Злость охватывает ее.
— Знаете, что меня больше всего бесит в вас, психиатрах? Вы охотно задаете вопросы, но ответов от вас никогда не дождешься. — Она уже на ногах. Направляется
— Я не могу давать ответы, Сара. Никто, кроме тебя, не может их дать…
Бессовестная ложь. Нет у нее никаких ответов. Она не могла объяснить, почему покончила с собой ее мать, почему она сама предпринимала бесконечные попытки самоубийства, почему Мелани обрекла себя на роль жертвы Ромео и еще: почему она, Сара, запаниковала при мысли о том, что может стать его следующей жертвой.
Стоявший над гробом раввин в серебристой ермолке на коротко стриженных седых волосах, в темно-синем костюме с накинутыми на плечи голубыми, белыми и золотыми лентами, заканчивал каддиш — древнюю еврейскую молитву по усопшим. Справа от Сары стоял Берни, и, хотя он и был едва знаком с Мелани, громко шмыгал носом и время от времени прикладывал к глазам мятый голубой платок.
Скорбных плакальщиков хватало. Сара почти никого из них не знала. Около сотни человек — коллеги, друзья, пациенты — пришли на похороны.

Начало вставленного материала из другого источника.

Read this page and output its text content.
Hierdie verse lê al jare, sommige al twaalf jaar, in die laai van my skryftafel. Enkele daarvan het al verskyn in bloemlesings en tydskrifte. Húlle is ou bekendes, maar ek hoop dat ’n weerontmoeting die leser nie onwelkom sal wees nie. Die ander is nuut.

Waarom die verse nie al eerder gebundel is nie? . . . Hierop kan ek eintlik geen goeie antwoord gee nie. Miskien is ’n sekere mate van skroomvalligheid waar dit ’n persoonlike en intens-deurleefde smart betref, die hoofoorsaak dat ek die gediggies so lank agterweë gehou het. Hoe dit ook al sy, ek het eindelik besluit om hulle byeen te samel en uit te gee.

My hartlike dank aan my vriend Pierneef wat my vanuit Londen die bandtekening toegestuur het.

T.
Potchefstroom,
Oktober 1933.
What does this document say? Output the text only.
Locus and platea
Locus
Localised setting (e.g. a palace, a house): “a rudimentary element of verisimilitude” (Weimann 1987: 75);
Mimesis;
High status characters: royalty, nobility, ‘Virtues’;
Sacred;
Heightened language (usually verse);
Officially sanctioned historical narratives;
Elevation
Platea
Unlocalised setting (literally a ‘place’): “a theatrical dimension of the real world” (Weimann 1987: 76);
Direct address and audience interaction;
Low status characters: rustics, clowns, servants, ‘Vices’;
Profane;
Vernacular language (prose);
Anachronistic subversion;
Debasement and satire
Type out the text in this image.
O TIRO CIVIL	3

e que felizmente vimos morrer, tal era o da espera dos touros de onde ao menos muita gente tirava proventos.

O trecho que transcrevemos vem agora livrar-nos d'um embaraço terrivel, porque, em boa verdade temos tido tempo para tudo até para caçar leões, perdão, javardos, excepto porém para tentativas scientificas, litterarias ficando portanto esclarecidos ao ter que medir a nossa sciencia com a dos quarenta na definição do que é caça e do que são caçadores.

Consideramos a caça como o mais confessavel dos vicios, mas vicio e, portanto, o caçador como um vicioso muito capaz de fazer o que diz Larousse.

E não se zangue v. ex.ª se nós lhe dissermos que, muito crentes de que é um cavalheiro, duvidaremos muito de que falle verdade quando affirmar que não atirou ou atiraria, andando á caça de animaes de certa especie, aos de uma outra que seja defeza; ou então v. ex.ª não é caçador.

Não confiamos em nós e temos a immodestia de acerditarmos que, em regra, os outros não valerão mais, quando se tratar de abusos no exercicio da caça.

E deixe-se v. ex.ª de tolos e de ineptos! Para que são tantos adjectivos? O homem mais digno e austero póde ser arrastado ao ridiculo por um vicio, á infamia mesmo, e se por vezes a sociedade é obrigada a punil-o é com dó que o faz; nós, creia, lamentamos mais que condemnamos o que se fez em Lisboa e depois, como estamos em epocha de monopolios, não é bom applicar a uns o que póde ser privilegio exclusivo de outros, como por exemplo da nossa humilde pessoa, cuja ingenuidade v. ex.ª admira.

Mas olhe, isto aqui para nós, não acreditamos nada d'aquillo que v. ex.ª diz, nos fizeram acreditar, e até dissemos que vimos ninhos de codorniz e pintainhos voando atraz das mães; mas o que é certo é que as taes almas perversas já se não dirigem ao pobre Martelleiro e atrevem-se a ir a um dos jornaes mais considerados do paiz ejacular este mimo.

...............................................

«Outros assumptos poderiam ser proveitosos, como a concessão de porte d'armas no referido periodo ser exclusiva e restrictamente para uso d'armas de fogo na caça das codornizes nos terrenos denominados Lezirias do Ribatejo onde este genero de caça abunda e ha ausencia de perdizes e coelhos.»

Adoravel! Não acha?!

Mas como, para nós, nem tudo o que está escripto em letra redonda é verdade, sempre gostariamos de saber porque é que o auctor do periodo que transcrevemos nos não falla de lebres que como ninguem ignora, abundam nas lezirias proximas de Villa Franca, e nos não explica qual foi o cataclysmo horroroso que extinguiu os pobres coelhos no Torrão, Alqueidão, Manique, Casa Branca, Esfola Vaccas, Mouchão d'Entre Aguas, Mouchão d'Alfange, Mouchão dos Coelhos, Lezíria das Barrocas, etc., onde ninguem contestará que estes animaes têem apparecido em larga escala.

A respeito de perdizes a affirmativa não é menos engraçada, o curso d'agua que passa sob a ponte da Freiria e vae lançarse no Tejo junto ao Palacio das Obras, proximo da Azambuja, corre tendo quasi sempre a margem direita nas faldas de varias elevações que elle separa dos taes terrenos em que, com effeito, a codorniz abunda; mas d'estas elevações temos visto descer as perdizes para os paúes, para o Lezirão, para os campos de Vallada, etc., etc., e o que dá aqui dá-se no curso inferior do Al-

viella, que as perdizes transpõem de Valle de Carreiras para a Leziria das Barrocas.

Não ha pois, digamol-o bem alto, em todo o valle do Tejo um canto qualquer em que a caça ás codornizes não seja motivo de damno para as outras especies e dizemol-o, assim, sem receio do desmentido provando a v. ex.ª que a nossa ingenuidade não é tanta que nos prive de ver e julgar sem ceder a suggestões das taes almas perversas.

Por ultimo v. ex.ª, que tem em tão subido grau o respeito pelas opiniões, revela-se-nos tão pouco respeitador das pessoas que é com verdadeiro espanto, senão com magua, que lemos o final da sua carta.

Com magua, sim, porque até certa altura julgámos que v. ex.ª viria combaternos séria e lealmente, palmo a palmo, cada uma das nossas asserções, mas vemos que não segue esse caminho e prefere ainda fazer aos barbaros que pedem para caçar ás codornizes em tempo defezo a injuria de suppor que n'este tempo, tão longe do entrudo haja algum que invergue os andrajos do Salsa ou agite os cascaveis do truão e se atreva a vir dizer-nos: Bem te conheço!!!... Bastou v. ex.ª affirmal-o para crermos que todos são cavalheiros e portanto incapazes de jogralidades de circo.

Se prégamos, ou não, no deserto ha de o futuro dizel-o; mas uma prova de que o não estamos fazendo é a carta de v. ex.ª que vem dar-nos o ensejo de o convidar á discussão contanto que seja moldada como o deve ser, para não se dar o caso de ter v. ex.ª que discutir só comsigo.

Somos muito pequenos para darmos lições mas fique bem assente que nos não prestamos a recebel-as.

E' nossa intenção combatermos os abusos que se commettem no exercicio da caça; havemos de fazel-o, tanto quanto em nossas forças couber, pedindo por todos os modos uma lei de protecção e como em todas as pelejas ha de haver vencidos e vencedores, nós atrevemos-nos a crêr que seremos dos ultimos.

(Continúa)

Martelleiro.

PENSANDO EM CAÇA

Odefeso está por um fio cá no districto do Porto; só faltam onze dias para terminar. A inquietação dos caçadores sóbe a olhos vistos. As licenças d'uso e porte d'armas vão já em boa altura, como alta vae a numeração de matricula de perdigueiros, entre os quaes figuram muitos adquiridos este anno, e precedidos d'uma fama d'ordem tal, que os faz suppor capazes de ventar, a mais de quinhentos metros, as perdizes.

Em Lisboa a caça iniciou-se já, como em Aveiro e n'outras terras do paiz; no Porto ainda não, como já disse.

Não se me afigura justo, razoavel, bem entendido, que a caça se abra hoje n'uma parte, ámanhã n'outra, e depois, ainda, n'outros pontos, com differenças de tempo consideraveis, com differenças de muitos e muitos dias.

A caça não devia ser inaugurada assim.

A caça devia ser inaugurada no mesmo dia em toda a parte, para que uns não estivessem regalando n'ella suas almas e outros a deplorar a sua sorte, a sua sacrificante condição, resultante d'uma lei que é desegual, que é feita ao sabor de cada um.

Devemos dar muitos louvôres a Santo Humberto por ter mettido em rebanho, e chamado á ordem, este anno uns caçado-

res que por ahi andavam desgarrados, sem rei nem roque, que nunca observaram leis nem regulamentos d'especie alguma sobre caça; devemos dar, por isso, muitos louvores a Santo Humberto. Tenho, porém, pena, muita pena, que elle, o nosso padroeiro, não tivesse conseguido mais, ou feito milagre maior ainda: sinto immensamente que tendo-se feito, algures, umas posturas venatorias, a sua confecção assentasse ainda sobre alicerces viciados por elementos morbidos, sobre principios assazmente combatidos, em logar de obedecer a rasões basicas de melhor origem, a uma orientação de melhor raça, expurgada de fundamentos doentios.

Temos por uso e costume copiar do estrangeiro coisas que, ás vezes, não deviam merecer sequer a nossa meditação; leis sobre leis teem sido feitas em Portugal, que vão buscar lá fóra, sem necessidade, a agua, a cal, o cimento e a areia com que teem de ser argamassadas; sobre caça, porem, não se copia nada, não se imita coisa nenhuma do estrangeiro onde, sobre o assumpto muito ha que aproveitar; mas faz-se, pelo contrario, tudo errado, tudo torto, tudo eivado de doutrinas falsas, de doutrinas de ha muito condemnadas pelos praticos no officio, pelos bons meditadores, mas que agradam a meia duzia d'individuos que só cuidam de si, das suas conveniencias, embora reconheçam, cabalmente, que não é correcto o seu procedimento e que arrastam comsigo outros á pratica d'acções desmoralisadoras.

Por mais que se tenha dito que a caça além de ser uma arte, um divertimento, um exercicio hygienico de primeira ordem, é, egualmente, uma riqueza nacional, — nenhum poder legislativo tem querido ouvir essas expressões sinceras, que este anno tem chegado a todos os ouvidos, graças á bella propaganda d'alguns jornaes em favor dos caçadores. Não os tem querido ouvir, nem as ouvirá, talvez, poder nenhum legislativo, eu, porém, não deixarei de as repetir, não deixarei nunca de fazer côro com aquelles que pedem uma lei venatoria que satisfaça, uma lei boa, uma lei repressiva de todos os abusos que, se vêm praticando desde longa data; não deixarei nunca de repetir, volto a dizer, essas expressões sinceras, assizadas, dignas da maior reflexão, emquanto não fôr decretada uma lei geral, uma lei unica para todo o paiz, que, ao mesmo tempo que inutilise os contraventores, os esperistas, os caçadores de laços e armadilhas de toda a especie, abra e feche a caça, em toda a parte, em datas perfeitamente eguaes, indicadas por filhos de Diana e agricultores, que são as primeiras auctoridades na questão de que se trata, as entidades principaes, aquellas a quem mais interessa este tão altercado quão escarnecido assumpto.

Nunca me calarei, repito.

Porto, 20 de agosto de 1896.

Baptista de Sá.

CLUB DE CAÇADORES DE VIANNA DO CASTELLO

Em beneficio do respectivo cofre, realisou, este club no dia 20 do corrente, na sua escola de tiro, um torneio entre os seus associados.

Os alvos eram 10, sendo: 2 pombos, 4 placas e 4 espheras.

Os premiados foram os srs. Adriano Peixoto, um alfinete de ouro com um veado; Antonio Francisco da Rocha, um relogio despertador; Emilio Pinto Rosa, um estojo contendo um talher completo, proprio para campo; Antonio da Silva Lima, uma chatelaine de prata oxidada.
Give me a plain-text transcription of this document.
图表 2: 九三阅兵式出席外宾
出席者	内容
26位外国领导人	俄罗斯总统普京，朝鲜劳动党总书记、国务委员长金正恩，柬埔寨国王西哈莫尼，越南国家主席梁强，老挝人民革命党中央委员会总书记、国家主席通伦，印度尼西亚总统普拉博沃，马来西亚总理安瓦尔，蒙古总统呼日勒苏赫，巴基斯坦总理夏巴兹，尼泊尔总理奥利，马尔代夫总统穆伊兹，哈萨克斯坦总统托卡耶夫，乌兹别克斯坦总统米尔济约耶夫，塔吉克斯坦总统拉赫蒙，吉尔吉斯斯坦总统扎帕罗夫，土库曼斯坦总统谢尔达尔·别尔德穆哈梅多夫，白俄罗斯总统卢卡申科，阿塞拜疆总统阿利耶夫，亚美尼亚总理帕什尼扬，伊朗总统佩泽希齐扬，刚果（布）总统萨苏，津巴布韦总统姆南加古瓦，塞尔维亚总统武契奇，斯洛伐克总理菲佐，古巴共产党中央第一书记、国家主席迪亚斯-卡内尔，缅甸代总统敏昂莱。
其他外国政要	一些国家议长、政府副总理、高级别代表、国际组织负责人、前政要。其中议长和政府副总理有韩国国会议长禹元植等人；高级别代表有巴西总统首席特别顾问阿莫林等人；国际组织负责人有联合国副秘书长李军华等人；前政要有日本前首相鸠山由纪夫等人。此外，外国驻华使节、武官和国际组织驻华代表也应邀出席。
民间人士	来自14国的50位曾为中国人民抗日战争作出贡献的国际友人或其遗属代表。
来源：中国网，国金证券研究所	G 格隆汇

Наряд местной и городской полиции сдерживал толпу вездесущих масс-медиа и любопытствующих зевак в отведенной для них зоне.
Сара бросила взгляд на Билла Деннисона, стоявшего по другую сторону гроба, рядом с раввином. Классический образец скорбящего экс-супруга. Как всегда опрятен. Хорошо сшитый синий костюм в тонкую полоску, пиджак двубортный, европейского покроя. Киногерой-психиатр. Красивое лицо не лишено мужественности, а потому не слащаво. Майкл Дуглас вполне мог бы изобразить его на экране. Правда, Билл пришел бы в ярость, узнай он, что на роль выбрали не его самого. И, если бы все-таки сыграл себя, непременно сорвал бы звездные лавры. Профессиональный психиатр, обладатель премии «Эмми» за лучшее исполнение…
Она заметила слезы в его глазах. Что было в них? Трудно сказать. Билл всегда отличался умением выбрать правильную позу, дать адекватный ответ, вести себя сообразно обстоятельствам. Но, в конце концов, идеальных людей не бывает. И тот же доктор Уильям Деннисон был не без греха.
Возможно, она слишком цинична. Его слезы вполне могут быть искренними. Но что они выражают? Горечь утраты? Угрызения совести? Чувство вины за сокрытые тайны? Одна из которых была их общая. Открылся ли он Мелани? Сара сомневалась в этом. И Билл знал, что и она не проронит ни звука. Уж это он знал наверняка. Сара, как никто другой, умела хранить тайны.
Их взгляды встретились, и она тут же отвернулась, переключив внимание на Вагнера и Аллегро. Они держались в сторонке, подальше от траурной процессии и прессы. Вагнер стоял по стойке «смирно». На нем был синий костюм итальянского покроя, белая рубашка, репсовый галстук в сине-зеленую полоску и авиаторские темные очки. К чему они? Чтобы не жмуриться от яркого солнца или чтобы скрыть слезы?
Аллегро наконец переоделся. Выходит, у него было по крайней мере два костюма. Правда, сегодняшний был немногим лучше прежнего. Мерзкий тускло-коричневый цвет, узкие лацканы, вытянутые на коленках брюки, которые он явно забывал подтягивать, когда садился. Но все-таки он не был таким мятым, и, кроме того, она заметила еще и вполне приличный галстук. Интересно, он так же одевался на похороны других жертв Ромео?